Physical Symptoms
Early physical symptoms may include some mild twitching of the fingers and toes and perhaps the face or limbs. He or she may feel a little less coordinated, fumbling or knocking things over. As the disease progresses, walking may become more challenging and, as coordination decreases, people affected by HD may begin to trip, bump into objects or people in their path, or fall. The twitching gradually becomes more jerky and exaggerated. This movement of the arms and legs is referred to as ‘chorea’. It can be exhausting for the individual with HD, who has no voluntary control over these movements. Chorea is the most common symptom, although a small number of people with HD have no chorea at all. As the disease progresses, speech becomes slurred and increasingly difficult to understand, and swallowing is difficult and uncoordinated.

Cognitive Symptoms
The term ‘cognitive’ refers to tasks of the brain concerned with knowing, thinking, planning, judging and remembering. In the early stages of HD, there may be little evidence that these functions have been affected, but gradually, some subtle changes will be detected. Short-term memory may be reduced.
Tasks requiring intense concentration or much planning and judgement may become more difficult. While HD does impact upon memory, concentration, planning and judgement, it does not affect a person’s orientation. In other words, people affected by HD can be expected to know and recognise the people about them as well as know where they are and what day it is.

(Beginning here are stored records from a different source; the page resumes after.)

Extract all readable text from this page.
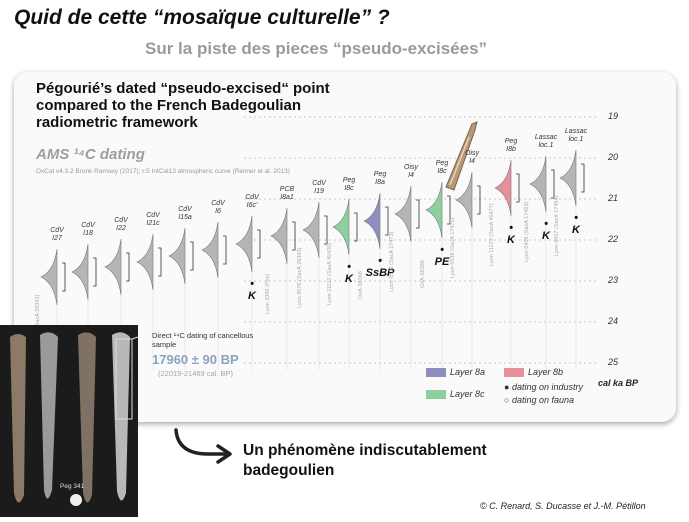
Quid de cette “mosaïque culturelle” ?
Sur la piste des pieces “pseudo-excisées”
Pégourié’s dated “pseudo-excised“ point compared to the French Badegoulian radiometric framework
AMS ¹⁴C dating
OxCal v4.3.2 Bronk Ramsey (2017); r:5 IntCal13 atmospheric curve (Reimer et al. 2013)
19
20
21
22
23
24
25
cal ka BP
CdV
I27
CdV
I18
CdV
I22
CdV
I21c
CdV
I15a
CdV
I6
CdV
I6c'
•
K
PCB
I8a1
Lyon 3366 (Poz)
CdV
I19
Lyon 9576 (SacA 28343)
Peg
I8c
•
K
Lyon 11112 (SacA 45420)
Peg
I8a
•
SsBP
OxA-36368
Oisy
I4
Lyon 6536 (SacA 17473)
Peg
I8c
•
PE
OxA-36366
Oisy
I4
Lyon 6538 (SacA 17475)
Peg
I8b
•
K
Lyon 11123 (SacA 45477)
Lassac
loc.1
•
K
Lyon 6418 (SacA 17493)
Lassac
loc.1
•
K
Lyon 6417 (SacA 17494)
Layer 8a	Layer 8b
Layer 8c
● dating on industry
○ dating on fauna
Peg 341
Direct ¹⁴C dating of cancellous sample
17960 ± 90 BP
(22019-21469 cal. BP)
Un phénomène indiscutablement badegoulien
© C. Renard, S. Ducasse et J.-M. Pétillon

Personality or Emotional Symptoms
As with the physical and cognitive symptoms, changes to personality will initially be quite subtle. In the early stages of HD, a person may be more irritable or moody than previously. The person may display unreasonable outbursts of anger that are out of character for the individual. Depression is common in about one third of all people affected by HD. As the disease progresses, apathy may be demonstrated or the individual may become more impulsive. Some people with HD laugh or smile at inappropriate times or may feel like crying for no apparent reason. Usually, the changes are an exaggeration of an existing personality trait; for example, a person who worries about things may become over anxious. The illness has its ups and downs and some days the involuntary movements and irritability are less. This changing state is confusing and frustrating for both sufferers and their families/carers. The illness usually lasts 15 - 20 years, although it may be considerably longer. The expression of Huntington disease varies from person to person. While some of the cognitive or emotional symptoms may be quite pronounced for one person, they may be much less for another. However, for all people, HD is progressive.

‘SYMPTOM WATCHING’
For those people who are at risk for Huntington disease, the practice of ‘symptom watching’ is common. Symptom watching occurs when people are carefully noting all that they do in an effort to try to detect symptoms of the condition. Much anxiety and energy can be expended monitoring behaviour and feelings, observing movements or worrying about a one-off fumbling incident. Symptom watching is a natural and understandable response to being at risk for Huntington disease but it can also be very stressful. Many of the early symptoms for HD such as fumbling, moodiness or forgetfulness are also experienced by members of the wider population (not at risk for HD). Particularly when they are under stress. Those at risk for Huntington disease may misinterpret such feelings, behaviours or actions as HD. If this happens, they may find themselves entering a confusing cycle with anxiety leading to irritability, fumbling and/or forgetfulness with each of these again being interpreted as symptoms of HD.